The Passion of Joan of Arc

In perhaps the earliest ever courtroom drama Joan, or Jeanne, of Arc (Renée Jeanne Falconetti) is on trial following her failed attempt to lead the French against the invading English, in this silent film from Vampyr director Carl Theodor Dreyer.


The trial begins with the most important matter, her dress sense, then moves on to her relationship to the devil, as the monks and officials urge her to renounce her claim to divine appointment.

Say what you like about the decision to hand control of your army over to a 15 year old farm hand, any young girl who convinced so many people to follow her in 15th Century France must have had some chutzpah. Falconetti brings this to the screen with a staggeringly emotive performance, carrying almost half the film on close-ups of her face, with a haunted, ethereal expression.4_joanofarc

The character cries a bit too much in my view – surely the real Joan was made of sterner stuff – but it’s an undeniably powerful performance, eschewing the grand gestures often associated with silent films for a tight focus on facial expression.

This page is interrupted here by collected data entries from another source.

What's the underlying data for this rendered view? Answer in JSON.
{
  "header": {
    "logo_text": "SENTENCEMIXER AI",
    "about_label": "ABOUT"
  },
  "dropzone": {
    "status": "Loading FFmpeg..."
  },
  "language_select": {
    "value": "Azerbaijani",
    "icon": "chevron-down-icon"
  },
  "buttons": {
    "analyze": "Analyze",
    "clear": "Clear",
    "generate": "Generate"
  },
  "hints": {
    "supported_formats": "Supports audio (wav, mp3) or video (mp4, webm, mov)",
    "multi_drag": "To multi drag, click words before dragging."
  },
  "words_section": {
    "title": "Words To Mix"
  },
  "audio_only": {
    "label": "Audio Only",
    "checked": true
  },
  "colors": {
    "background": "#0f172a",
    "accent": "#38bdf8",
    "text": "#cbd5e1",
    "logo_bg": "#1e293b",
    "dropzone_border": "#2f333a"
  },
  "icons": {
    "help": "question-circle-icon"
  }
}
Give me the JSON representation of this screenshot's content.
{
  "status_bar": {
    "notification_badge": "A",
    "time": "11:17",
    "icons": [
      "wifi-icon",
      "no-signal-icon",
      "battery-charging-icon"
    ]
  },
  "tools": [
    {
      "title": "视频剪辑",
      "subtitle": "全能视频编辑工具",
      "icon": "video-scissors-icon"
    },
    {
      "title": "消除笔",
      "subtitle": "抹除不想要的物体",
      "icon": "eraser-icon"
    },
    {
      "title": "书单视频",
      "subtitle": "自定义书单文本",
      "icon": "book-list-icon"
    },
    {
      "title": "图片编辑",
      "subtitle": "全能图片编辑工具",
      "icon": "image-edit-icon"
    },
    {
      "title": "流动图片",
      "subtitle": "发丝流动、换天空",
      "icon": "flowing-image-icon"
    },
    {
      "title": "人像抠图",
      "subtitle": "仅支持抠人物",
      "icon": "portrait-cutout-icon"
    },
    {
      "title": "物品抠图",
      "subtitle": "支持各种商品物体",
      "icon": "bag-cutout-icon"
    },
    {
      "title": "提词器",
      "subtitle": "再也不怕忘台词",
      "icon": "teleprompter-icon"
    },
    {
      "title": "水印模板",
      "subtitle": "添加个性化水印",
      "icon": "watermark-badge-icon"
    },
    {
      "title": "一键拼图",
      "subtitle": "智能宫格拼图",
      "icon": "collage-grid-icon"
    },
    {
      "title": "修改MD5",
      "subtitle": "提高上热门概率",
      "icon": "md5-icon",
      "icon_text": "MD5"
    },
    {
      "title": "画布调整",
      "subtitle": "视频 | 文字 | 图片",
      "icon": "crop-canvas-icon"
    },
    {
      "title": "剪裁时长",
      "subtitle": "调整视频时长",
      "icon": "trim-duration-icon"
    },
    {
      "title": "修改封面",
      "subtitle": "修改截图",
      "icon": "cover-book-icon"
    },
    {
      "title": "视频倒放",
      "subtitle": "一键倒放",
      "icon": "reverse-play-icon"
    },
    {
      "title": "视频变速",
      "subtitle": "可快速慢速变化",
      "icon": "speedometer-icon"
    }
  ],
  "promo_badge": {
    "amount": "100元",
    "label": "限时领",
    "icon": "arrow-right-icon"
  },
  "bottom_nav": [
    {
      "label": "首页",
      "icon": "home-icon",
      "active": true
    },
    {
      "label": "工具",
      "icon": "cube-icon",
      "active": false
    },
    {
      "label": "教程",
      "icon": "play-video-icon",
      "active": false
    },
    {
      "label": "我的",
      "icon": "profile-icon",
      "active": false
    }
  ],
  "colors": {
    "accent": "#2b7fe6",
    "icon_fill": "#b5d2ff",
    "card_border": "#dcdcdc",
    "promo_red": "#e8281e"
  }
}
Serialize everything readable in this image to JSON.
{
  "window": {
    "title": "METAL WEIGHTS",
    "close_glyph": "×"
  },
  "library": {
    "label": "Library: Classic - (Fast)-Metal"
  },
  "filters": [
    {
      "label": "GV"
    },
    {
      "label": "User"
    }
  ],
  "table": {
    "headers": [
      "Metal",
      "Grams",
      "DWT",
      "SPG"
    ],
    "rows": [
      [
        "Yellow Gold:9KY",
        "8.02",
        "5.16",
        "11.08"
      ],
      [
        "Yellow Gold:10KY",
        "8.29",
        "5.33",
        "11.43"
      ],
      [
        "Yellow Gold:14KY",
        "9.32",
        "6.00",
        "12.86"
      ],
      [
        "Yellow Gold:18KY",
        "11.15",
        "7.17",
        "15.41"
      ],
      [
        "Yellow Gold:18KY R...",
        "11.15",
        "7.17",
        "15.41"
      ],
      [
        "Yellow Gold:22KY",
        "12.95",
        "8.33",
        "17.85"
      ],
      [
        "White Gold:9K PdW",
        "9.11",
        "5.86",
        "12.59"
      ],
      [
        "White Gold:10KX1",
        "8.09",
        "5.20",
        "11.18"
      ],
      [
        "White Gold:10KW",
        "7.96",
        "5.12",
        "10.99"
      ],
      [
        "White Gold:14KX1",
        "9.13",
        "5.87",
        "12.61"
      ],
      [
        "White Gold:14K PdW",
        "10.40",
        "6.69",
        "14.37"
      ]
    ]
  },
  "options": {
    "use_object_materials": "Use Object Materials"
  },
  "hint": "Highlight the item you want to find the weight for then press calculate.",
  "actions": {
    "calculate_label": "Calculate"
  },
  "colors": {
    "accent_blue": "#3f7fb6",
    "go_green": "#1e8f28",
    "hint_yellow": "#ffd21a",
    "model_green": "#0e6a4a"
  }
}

Made within a year of Napoleon, the two silent films about French history could scarcely be more different in their approaches.

One of the highlights for me was the beautiful, delicate piano score. But unfortunately the film has been scored numerous times and I have no idea who wrote it or when – other than it was almost certainly nothing to do with the original production (if you’d like to hear it the version I watched is on BFI Player).

Elements of the story feel very forward looking, from the scathing criticism of the religious order desperate to see Jeanne burned, to the story of a woman’s femininity being put on trial. Unsurprisingly it was highly controversial when it was released. It’s also expertly paced, with a claustrophobic beginning in the church where Jeanne is tried, building towards an epic ending at the exterior of the building as a battle rages around Jeanne’s death. The result is a striking historical drama and a saintly entry into the silent canon.